Tree house in the carport
Our lives have been so centered on traveling with our Airstream that when we don’t have travels planned it’s sometimes a struggle to figure out what to do. The blog goes quiet (you may have noticed) while we take care of the non-traveling part of life and find our footing. Fortunately, the feeling of being adrift never lasts for long.
We arrived in Tucson less than three weeks ago and spent the first week just digging out from the piles of work that had accumulated while we were traveling. Both Eleanor and I try to keep up with stuff, but there’s no doubt that traveling for short periods is actually harder than full-timing. With a short trip there’s the temptation to let things slide while you rush around to make the most of the time you have away from home. When full-timing, there’s rarely any time pressure, so we never minded pausing for a week or two to catch up on life. The beach was still going to be there when we got the laundry done.
This last trip was different: it was loaded with obligations and tight schedules, and we were rushing to get back to Tucson. But a week after we arrived, the bulk of the obligations were resolved and suddenly we were looking for things to do. So we began talking and planning, and reaching out to friends. In retrospect that might have been a little early for us. I discovered that our friends Ingo and Ehiku were going to be coming through I-10 on their way to California, without their Airstream, so I invited them to spend a night in our Airstream, which is fully hooked up in the carport as always. They accepted, and suddenly we were faced with a weekend of rapid cleanup, because the house and Airstream were both disaster areas. Well, at least it forced us to get it done. They came by on Sunday and shared a big bowl of bucatini with a meaty homemade sauce with us.
The next day after they were gone Eleanor and I went out to the carport, and spent a moment reveling in the coziness of our immobile Airstream now converted into a guest apartment. She had set out little treats on the dinette, a selection of teas and coffee on the kitchen counter, and drinks in the refrigerator. The air conditioning was keeping the interior at a comfortable and dry 78 degrees. The beds were made with fresh sheets and everything had been cleaned. “Why,” (we thought) “do we only let guests enjoy this space?” The Airstream is at its best when it is parked in a beautiful place — and also in the carport at home. It has that wonderful secret getaway feelings of a kids’ tree house: no adults and no concerns allowed. (Girls are OK.) We’ll have to spend some time there.
We will have the clubhouse for a while, because the Airstream is going to stay parked until at least Christmas. But that’s not to say we’ll be stationary. In the aftermath of our overnight visitors I began thinking about all of the things I want to do this winter … and that led to a big planning session that has consumed much of the week.
The first trip will start tomorrow. I’m finally going to retrieve the 1968 Caravel from Texas, so we at least have a chance to use it in southern AZ or CA before the nights get too long and chilly (our brief “winter” in December and January). In the interest of avoiding boredom on the Interstate, a few stops are planned s that it will be more than a straight-line trip. In fact, the first stop will be Santa Fe, where I’m stopping to photograph a trailer for a future magazine article, and pick up a ’56 Bubble for a friend.
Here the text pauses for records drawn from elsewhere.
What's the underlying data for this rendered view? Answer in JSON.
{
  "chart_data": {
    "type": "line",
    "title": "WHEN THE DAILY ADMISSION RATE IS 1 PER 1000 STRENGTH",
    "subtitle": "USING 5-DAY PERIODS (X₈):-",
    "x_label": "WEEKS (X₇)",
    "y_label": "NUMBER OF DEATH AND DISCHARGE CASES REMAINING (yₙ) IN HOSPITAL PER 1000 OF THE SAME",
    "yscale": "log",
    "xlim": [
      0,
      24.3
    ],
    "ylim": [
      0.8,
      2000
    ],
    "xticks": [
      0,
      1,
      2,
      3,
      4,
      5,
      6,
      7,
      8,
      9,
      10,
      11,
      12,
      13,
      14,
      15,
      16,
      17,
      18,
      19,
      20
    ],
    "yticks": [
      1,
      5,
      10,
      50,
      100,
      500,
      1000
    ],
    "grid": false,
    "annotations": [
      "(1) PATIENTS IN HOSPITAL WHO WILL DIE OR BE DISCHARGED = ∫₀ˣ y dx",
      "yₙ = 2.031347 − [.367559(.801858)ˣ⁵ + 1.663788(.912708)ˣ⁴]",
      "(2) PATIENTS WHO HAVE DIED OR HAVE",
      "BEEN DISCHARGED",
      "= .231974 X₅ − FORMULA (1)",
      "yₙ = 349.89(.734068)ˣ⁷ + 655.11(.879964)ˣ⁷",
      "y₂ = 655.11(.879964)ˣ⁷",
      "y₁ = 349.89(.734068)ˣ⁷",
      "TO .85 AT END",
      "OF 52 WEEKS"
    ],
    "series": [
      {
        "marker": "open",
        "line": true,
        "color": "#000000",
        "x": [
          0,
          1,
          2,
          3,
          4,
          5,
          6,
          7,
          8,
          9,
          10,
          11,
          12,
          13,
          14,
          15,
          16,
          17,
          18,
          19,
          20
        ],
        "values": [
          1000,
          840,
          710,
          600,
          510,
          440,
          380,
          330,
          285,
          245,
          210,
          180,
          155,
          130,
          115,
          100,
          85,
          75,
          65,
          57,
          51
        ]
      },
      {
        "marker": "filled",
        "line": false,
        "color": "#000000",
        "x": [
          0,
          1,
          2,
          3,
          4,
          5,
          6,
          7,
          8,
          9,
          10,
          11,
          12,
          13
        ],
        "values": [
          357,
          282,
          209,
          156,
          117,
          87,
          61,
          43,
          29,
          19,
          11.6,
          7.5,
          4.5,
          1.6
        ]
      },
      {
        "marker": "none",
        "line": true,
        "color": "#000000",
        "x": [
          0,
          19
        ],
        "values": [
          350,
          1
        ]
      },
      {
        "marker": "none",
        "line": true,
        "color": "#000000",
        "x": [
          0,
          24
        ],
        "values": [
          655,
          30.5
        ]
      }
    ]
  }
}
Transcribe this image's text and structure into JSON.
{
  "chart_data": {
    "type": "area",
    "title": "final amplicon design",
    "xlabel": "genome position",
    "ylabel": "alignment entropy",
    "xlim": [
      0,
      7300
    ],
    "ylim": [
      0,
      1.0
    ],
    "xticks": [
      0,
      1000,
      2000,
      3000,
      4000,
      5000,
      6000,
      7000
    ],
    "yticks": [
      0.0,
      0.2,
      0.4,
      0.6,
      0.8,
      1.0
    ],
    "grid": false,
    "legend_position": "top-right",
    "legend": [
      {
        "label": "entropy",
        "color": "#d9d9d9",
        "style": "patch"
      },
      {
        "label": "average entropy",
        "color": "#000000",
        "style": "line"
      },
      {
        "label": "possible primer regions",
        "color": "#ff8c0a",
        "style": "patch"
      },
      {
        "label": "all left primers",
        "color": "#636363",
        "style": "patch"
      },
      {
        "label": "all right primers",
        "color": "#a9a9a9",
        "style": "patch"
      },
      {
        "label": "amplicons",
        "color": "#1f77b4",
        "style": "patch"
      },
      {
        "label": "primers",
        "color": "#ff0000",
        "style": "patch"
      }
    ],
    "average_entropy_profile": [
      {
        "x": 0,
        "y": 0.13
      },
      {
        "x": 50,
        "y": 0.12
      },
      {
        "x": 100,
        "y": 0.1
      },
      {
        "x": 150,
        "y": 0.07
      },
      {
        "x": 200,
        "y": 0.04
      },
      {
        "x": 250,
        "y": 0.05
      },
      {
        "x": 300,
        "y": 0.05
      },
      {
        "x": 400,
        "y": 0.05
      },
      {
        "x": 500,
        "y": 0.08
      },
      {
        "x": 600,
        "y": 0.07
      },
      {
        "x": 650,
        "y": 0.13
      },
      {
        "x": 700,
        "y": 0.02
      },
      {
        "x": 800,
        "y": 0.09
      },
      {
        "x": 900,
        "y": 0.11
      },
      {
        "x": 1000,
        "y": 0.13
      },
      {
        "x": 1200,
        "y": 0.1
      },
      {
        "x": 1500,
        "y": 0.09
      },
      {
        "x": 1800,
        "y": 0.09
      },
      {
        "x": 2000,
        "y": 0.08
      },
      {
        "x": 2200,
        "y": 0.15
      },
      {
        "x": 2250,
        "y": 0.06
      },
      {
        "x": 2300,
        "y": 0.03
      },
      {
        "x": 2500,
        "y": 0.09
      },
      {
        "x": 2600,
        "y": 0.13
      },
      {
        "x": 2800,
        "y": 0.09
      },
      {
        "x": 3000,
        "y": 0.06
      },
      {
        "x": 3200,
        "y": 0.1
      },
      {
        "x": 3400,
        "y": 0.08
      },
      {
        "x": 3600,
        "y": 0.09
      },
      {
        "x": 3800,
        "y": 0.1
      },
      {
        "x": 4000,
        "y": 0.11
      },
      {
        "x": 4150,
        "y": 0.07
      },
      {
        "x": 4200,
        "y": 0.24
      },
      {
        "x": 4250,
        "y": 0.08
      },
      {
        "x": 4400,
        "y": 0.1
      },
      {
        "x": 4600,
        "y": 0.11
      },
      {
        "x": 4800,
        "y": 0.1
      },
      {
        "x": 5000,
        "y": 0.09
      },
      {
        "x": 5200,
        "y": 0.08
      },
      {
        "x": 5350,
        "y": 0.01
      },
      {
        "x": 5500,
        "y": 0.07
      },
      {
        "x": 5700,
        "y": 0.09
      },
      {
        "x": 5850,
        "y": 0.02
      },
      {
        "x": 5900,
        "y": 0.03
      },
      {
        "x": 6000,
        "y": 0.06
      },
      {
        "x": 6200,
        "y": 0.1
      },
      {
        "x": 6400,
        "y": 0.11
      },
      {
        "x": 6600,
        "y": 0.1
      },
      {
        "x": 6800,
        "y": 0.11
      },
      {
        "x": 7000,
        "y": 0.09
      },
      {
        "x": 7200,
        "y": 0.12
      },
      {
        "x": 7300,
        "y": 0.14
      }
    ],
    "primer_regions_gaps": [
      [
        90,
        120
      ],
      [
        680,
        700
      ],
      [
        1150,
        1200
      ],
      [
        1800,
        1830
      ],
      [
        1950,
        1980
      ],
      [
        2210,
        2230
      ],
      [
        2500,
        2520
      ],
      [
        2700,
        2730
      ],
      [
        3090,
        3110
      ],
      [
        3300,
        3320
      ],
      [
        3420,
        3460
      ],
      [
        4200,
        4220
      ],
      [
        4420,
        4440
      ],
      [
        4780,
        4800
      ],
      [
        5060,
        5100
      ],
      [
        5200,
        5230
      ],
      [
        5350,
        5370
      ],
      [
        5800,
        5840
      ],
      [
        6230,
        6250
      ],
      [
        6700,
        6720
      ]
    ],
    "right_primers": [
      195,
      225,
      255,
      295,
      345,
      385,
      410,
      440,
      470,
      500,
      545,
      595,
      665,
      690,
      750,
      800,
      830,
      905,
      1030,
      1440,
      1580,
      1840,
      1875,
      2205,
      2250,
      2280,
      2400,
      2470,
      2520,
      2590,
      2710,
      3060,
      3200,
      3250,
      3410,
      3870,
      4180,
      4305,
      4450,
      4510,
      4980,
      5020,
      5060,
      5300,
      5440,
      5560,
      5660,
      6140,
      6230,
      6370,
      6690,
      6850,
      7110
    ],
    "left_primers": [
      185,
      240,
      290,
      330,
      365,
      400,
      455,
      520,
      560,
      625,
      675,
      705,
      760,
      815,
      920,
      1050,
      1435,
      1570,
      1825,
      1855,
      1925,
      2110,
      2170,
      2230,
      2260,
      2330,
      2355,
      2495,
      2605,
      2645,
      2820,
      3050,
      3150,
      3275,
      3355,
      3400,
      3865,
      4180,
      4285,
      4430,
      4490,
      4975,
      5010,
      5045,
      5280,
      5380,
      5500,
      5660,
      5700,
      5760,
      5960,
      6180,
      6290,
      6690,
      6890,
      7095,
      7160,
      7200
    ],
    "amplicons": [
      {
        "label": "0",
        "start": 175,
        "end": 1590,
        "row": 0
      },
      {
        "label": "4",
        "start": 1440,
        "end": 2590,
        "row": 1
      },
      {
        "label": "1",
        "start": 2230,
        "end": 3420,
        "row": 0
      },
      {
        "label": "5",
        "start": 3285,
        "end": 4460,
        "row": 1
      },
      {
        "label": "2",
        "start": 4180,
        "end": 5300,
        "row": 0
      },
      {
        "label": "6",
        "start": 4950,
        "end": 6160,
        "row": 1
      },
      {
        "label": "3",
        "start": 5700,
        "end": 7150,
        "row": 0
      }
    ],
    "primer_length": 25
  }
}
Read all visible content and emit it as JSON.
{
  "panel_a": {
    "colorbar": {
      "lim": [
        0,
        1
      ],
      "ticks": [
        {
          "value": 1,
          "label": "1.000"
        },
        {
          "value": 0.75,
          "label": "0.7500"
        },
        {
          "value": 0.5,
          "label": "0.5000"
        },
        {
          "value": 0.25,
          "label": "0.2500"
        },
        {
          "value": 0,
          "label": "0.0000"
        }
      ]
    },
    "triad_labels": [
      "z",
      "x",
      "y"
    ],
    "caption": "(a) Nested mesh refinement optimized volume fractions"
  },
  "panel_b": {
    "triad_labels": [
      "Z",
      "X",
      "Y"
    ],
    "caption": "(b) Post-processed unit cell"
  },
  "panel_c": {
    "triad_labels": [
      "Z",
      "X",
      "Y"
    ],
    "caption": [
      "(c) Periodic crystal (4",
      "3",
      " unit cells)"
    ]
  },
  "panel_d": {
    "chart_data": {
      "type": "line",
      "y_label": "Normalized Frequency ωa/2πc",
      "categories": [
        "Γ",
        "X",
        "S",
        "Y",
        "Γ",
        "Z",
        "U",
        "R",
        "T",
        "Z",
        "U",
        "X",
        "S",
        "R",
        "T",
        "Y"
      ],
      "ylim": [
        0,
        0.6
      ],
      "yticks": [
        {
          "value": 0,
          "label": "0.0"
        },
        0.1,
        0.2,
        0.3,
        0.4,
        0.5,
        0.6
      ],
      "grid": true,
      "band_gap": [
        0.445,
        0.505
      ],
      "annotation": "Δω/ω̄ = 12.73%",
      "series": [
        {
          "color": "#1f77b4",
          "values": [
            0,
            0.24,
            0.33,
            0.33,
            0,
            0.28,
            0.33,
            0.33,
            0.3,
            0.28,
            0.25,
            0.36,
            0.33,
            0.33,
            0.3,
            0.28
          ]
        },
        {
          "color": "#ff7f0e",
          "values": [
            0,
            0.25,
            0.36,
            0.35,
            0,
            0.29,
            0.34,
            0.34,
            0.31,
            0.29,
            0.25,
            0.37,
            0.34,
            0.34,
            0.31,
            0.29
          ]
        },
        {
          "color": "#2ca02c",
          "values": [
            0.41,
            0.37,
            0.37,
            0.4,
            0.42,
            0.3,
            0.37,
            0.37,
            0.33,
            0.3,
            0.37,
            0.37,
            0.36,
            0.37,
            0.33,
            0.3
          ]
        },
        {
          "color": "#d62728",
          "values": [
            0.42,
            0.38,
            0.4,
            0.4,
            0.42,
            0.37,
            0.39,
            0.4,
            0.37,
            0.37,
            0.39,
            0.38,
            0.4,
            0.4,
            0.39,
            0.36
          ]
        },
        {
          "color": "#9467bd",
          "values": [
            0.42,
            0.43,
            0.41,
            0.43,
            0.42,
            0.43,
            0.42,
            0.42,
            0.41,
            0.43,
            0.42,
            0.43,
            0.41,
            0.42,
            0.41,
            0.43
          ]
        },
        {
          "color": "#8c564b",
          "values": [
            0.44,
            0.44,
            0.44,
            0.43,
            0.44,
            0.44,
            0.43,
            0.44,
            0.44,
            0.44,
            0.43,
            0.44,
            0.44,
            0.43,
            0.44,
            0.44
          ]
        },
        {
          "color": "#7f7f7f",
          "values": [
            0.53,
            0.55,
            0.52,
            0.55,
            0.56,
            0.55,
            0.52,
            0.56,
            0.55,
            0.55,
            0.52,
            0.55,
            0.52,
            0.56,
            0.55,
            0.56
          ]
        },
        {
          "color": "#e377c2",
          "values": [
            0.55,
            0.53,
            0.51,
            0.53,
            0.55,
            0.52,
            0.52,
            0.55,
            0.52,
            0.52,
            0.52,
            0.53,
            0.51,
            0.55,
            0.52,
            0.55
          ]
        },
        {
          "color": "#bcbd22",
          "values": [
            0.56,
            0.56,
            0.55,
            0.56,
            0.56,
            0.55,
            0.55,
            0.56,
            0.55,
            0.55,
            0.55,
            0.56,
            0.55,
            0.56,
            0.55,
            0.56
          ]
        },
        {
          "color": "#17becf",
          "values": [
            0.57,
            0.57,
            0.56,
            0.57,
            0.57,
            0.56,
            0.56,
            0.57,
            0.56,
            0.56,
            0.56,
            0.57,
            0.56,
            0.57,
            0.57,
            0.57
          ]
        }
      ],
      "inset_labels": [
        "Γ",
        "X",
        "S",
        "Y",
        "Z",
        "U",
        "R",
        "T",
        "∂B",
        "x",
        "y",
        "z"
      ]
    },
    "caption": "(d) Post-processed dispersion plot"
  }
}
I don’t normally ferry trailers around but in this case it was sort of on my way and it seemed like an interesting challenge: pick up a 55 year old trailer that hasn’t moved in a year and tow it 500 miles to a new home in Texas. So many things can go wrong. All I know about this trailer is that it has recently had the wheel bearings re-packed, and the tires date from 2004. Typically when you find an unrestored old trailer you’ve got to be prepared for all sorts of problems. Do the lights work? I’ve had belly pans separate on the highway, dragging on the asphalt. I’ve had brakes fail, and ball couplers rusted solid. When Rob B was ferrying my 1953 Flying Cloud through New York a few years ago, the wheel bearings disintegrated and he had to ditch the trailer in someone’s front yard until parts arrived. Last year I helped a buddy move a trailer out of Austin and the front end of the trailer had separated so much that the body literally bounced on the frame for 200 miles. So I’ve got parts and tools for all sorts of problems, and I hope I don’t need any of them.
It would be easier not to do this job, but so many people have done it for me that I feel it’s time to pay it forward. I’d like to think that moving a vintage trailer takes moxie and builds character. But even if it doesn’t, it will be an interesting experience, and I’ll try to blog it as I go.